Même si ces projets aboutissent, il n’est pas sûr que cette nouvelle façon d’exercer la médecine générale, malgré les horaires plus normaux, les meilleures conditions de travail, les nouveaux modes de rémunération et ce rôle de coordination des différents paramédicaux permette d’endiguer la crise des vocations. Des vocations, il en existera toujours , mais soyons réalistes : après un concours difficile et des études très longues et de haut niveau , il faudra en passer par une revalorisation conséquente de la médecine générale pour changer le regard de tous sur cette profession indispensable , passionnante mais difficile car demandant des compétences multiples et de plus en plus poussées , pour que la majorité des étudiants l’apprécient autant que d’autres spécialités.

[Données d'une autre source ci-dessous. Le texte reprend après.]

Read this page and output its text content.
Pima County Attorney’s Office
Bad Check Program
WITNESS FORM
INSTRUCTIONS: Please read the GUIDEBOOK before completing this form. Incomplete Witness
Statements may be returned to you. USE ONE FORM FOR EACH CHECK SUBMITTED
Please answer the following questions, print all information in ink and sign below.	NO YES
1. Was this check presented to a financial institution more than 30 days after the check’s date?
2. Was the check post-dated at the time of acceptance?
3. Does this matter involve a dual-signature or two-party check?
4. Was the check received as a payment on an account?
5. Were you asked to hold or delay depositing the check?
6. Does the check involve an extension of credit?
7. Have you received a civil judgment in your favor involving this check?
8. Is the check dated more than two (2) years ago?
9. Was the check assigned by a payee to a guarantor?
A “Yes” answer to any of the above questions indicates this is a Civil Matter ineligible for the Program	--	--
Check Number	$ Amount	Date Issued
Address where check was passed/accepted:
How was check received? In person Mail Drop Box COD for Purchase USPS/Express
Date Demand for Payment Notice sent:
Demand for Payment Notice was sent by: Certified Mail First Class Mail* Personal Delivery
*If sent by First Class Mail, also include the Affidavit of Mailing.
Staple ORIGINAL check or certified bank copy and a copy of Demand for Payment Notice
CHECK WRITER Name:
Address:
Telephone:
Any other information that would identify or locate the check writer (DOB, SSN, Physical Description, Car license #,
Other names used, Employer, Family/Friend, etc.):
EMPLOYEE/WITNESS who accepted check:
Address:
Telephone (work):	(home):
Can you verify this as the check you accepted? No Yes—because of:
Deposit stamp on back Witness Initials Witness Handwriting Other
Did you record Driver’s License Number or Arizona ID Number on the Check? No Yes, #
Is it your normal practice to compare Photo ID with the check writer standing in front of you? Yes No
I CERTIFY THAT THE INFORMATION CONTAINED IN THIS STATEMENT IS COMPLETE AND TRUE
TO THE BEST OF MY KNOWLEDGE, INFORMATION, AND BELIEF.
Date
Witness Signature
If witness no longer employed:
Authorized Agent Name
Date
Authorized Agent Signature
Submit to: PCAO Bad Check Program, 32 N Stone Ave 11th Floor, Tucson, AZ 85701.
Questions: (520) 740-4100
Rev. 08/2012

Ce n’est qu’à ce prix que le pays aura une médecine de premiers recours de bonne qualité, bien répartie géographiquement et capable d’assurer son rôle de santé publique : prévention, dépistage, éducation thérapeutique, suivi et coordination des soins des patients, ainsi que la permanence des soins ambulatoires, en préservant l’accès aux soins pour tous sans dépassement d’honoraires.
Non, la disparition annoncée du médecin de famille n’est pas une chance pour les patients, car la qualité et la pérennité de la relation entre médecin et patient forment la trame sur laquelle peut se tisser une prise en charge médico-sociale efficiente, mais c’est peut-être l’occasion d’attirer l’attention sur les conditions nécessaires à une refondation de la médecine générale.
Source :
http://www.egora.fr/
Auteur : Philippe Piat, Jean-Noel Praud et Caroline Pung
(1) source DRESS Novembre 2011
(2) UNASA Statistiques professions libérales PARIS 2008 et DRESS Dec 2011
(3) étude du groupe Pasteur Mutualité : entre 30 et 60 ans , 14% des décés sont des suicides contre 6% dans la population générale.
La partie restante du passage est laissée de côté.